Heidelberg Project brings arts education to life in Detroit schools

Heidelberg Project’s Partnership with Four Detroit Public Schools Brings Transformative Program to Detroit Students

DETROIT —The Heidelberg Project and four Detroit public schools are piloting a first of its kind program that will use art to empower and inspire students to be change agents in their community. 

The Heidelberg Arts Leadership Academy (HALA) serves Detroit students in grades 4-12 to explore art as a tool for social change, self-expression and community healing. HALA, launched in 2018, will serve over 100 students at Martin Luther King High School, Southeastern High School, Marcus Garvey Academy and Cesar Chavez Academy East. 

“Using art as a catalyst to change lives is the very foundation of what we do at the Heidelberg Project,” said its President and CEO Jenenne Whitfield. “The Heidelberg Arts Leadership Academy is one way that we are investing in kids and in Detroit’s future. This program fills a critical need in Detroit schools that have seen a significant reduction or complete elimination of arts education funding.”

The groundbreaking HALA program is the sole source of arts education for students at Southeastern High School and Marcus Garvey Academy. It serves a critical enrichment program for students at Martin Luther King High School and Cesar Chavez Academy East. 

“The importance of arts education is paramount to the development of the whole child,” said Southeastern High School Assistant Principal  Alan Washington. “The Heidelberg Project is an iconic Detroit community arts organization and the partnership with Southeastern high school will allow our students to appreciate the history, significance and richness of the arts in the city.”

The HALA program was cofounded and designed by three women that specialize in classroom education and programming, curriculum design, arts advocacy and community partnerships. HALA includes three, nine-week sessions of in-school or after school classes that connect students to a network of resources that include artists, organizers, entrepreneurs, and tech innovators to cultivate student potential and help build leadership skills. The classes include:

  • Art Through Hip-Hop where students use album covers to explore art as a tool for social change and artistic expression.  
  • Art Speaks: Mural Project in which students collaborate with a local muralist to create a school-based mural that highlights an issue in the student’s local neighborhood or school community.  Students also visit visited 11 Detroit area murals and met with Heidelberg Project founder Tyree Guyton as part of the course. 
  • Writes of Passage where students report and write about social change within their community to create a zine of editorial poems, short stories, drawings and photography.
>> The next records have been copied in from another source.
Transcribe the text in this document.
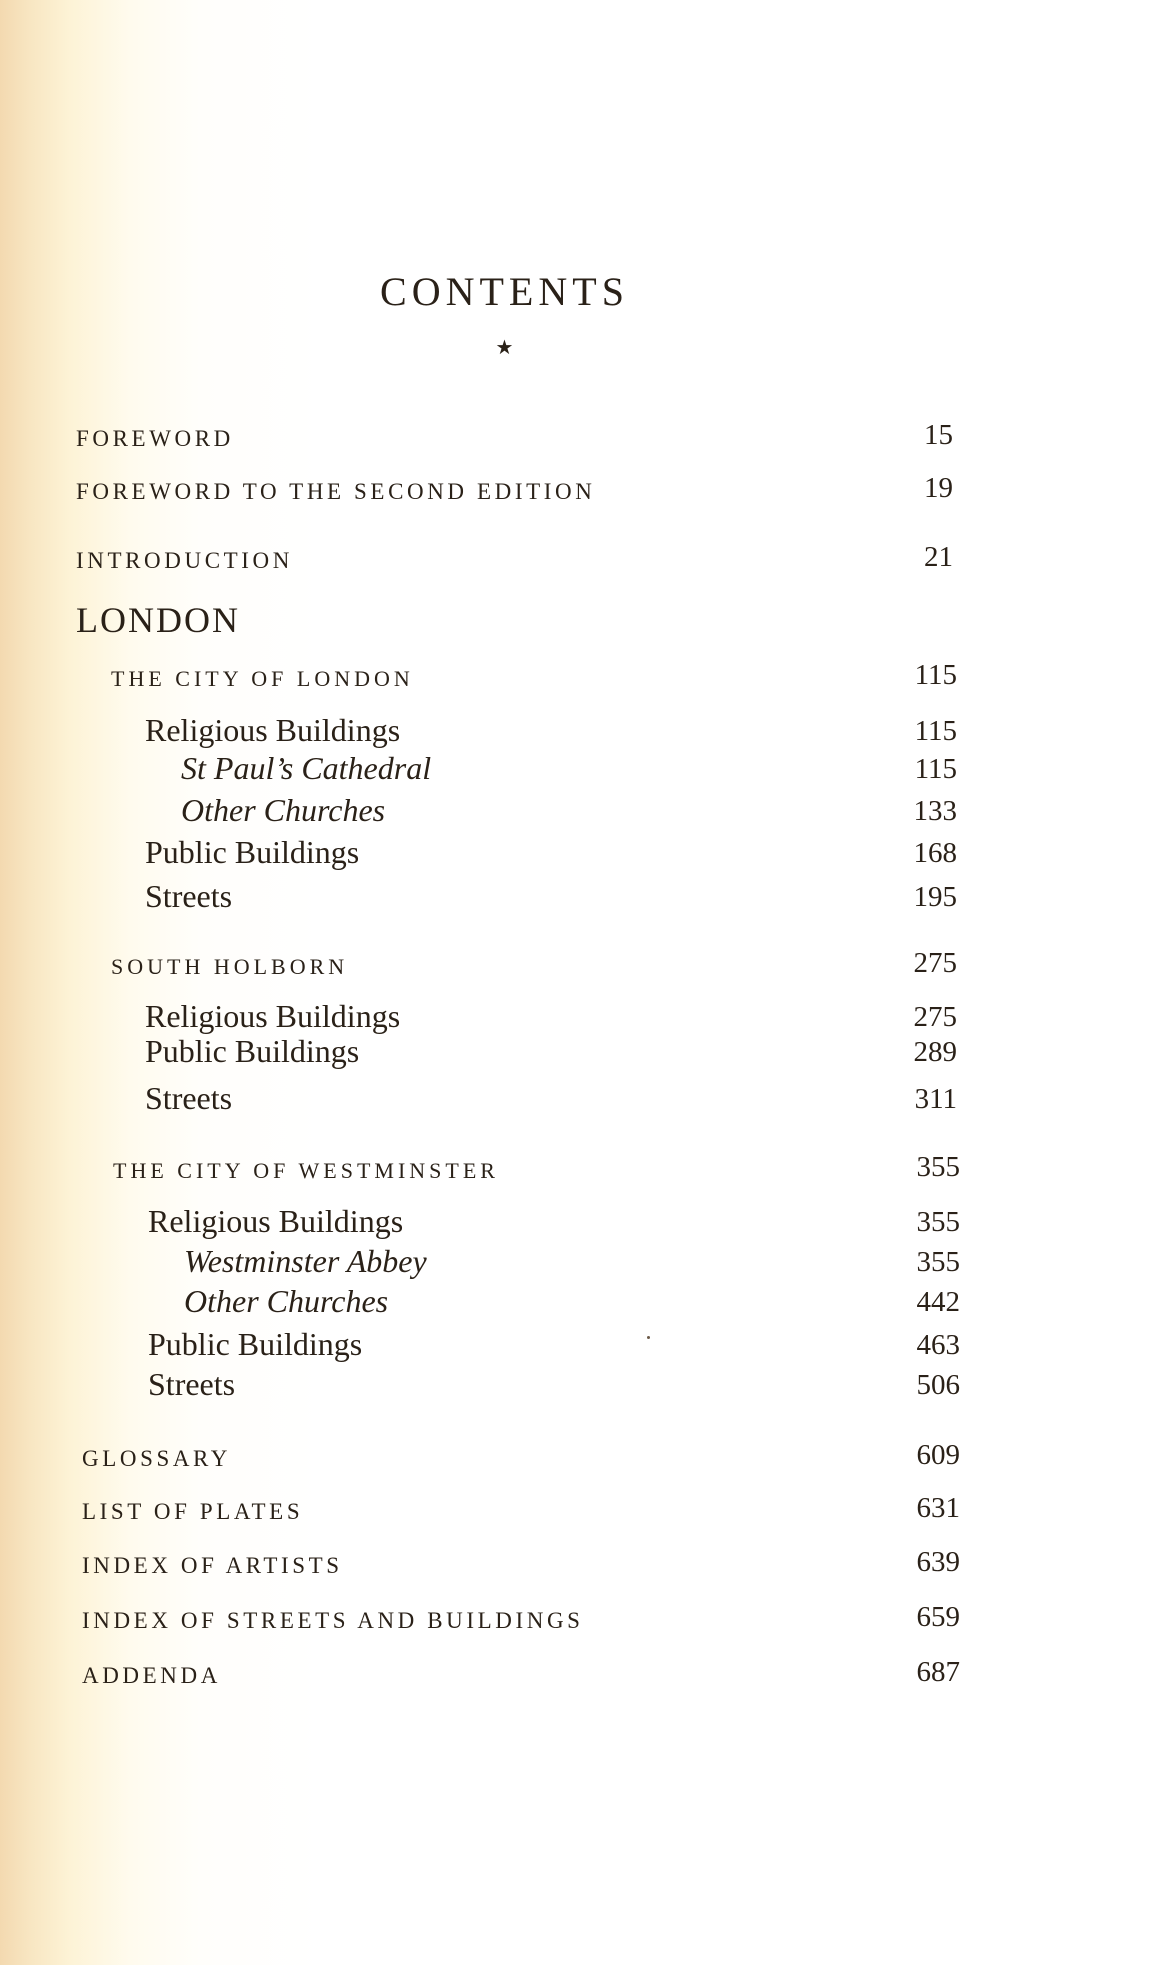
CONTENTS
★
FOREWORD	15
FOREWORD TO THE SECOND EDITION	19
INTRODUCTION	21
LONDON
THE CITY OF LONDON	115
Religious Buildings	115
St Paul’s Cathedral	115
Other Churches	133
Public Buildings	168
Streets	195
SOUTH HOLBORN	275
Religious Buildings	275
Public Buildings	289
Streets	311
THE CITY OF WESTMINSTER	355
Religious Buildings	355
Westminster Abbey	355
Other Churches	442
Public Buildings	463
Streets	506
GLOSSARY	609
LIST OF PLATES	631
INDEX OF ARTISTS	639
INDEX OF STREETS AND BUILDINGS	659
ADDENDA	687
“We feel like this program is our calling," said HALA cofounder Keisa Davis. “The Heidelberg Project was our inspiration and our backgrounds created the perfect combination of experience to bring this program to life.” 

READ MORE: Heidelberg Project leads new arts program at 4 Detroit schools (Crains Detroit) 

READ MORE: Heidelberg Project begins offering art classes at Detroit public schools (MetroTimes) 


Founded in 1986 by artist Tyree Guyton, The Heidelberg Project is a Detroit-based community organization that uses art as a catalyst to breathe new life into the community, transforming what others saw as trash into public, outdoor art installations. The nonprofit also offers free art programs to thousands of children in the neighborhood and at Detroit and suburban schools. In August 2016, Guyton announced Heidelberg 3.0, a new vision to transform his childhood neighborhood from an arts installation driven by one man into a self-sustaining arts and culture village.